Nicolas ne revenait pas, et Smike ne reparaissait pas. Chose étonnante ! la petite société n’en fut pas moins de la plus belle humeur du monde. Si je vous disais qu’il y eut comme un échange d’agaceries entre miss la Creevy et Tim Linkinwater ; que le vieux caissier fit une foule de plaisanteries plus drôles les unes que les autres ; qu’il devint, petit à petit, des plus galants, pour ne pas dire tendre. La petite miss la Creevy n’était pas en reste. Quel feu ! quelle gaieté ! elle alla jusqu’à railler Timothée d’être resté garçon toute sa vie, et le convertit même, car il s’oublia jusqu’à déclarer que, s’il pouvait trouver quelqu’un qui lui convînt, il ne disait pas qu’il ne changerait pas de condition. Là-dessus miss la Creevy l’avertit qu’elle avait son affaire ; elle connaissait une dame qui lui conviendrait parfaitement et qui possédait une jolie fortune. Mais Timothée se montra peu sensible à cette dernière séduction. Timothée était un homme de cœur, ce n’était pas la fortune qu’il cherchait, c’était le mérite personnel et un caractère enjoué, dans celle dont il voudrait faire sa femme ; avec de pareilles qualités, ils auraient toujours assez d’argent pour satisfaire aux besoins modérés d’un honnête ménage.
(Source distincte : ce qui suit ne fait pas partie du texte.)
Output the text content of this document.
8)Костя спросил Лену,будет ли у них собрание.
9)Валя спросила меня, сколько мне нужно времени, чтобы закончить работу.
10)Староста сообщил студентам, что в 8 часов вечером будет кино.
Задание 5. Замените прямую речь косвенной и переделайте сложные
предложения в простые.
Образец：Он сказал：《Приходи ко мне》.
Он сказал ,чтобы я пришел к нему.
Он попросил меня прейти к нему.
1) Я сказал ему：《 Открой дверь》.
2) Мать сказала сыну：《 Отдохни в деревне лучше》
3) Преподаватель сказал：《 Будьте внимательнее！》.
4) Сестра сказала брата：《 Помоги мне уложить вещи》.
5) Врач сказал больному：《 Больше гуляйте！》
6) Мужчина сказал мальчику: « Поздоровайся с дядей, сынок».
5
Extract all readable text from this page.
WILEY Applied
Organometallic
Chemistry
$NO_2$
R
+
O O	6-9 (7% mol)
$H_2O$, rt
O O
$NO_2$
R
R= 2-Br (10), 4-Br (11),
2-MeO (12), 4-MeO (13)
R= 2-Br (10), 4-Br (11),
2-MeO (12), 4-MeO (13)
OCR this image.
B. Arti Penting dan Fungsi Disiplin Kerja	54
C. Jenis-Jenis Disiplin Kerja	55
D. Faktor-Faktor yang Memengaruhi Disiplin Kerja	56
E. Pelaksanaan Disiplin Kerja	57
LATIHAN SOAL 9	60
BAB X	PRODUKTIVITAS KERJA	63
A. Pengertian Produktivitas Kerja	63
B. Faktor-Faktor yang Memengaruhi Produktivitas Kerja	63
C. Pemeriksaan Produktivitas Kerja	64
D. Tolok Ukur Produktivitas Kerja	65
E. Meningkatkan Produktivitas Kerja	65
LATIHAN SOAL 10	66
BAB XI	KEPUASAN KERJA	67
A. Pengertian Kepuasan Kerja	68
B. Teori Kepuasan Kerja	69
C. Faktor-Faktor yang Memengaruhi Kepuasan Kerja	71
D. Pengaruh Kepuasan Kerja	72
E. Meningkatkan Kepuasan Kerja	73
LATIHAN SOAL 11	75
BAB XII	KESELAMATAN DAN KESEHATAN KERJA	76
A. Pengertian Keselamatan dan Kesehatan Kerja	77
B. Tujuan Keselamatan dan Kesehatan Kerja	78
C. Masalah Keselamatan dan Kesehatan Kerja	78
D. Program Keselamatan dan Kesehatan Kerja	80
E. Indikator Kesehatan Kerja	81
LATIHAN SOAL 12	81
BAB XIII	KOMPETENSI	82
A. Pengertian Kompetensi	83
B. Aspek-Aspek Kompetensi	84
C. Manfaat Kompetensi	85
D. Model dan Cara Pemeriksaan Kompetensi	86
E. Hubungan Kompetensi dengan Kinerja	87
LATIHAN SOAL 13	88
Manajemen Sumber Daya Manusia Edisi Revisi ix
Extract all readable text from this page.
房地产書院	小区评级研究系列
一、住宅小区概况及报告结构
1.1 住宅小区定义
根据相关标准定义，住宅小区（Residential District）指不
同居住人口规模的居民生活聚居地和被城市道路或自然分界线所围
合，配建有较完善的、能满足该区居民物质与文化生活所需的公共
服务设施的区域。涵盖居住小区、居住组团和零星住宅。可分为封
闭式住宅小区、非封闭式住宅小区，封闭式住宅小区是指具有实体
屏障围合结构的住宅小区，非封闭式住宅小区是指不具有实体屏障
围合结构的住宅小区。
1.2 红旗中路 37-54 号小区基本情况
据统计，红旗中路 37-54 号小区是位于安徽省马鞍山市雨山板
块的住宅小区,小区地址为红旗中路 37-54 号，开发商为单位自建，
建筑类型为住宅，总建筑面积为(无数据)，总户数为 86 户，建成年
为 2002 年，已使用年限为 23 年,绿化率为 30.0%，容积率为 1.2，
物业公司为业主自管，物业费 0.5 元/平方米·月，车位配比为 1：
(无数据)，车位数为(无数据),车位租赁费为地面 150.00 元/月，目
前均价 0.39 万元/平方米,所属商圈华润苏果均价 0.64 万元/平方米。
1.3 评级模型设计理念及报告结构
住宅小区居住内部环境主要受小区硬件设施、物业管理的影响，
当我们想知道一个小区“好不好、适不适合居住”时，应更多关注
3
Miss la Creevy n’était pas pour le contredire dans ces bons sentiments ; bien au contraire, elle et Mme Nickleby ne trouvaient pas assez d’éloges pour les encourager ; et Timothée, ne connaissant plus rien, se lança à bride abattue dans un grand nombre d’autres déclarations, qui faisaient également honneur à son désintéressement et à son dévouement délicat pour le beau sexe ; jugez s’il grandit encore dans l’estime de ces dames. Toute cette scène fut jouée avec un mélange comique de sérieux et de badinage, qui donna lieu à de grands éclats de rire, et leur fit passer une soirée ravissante.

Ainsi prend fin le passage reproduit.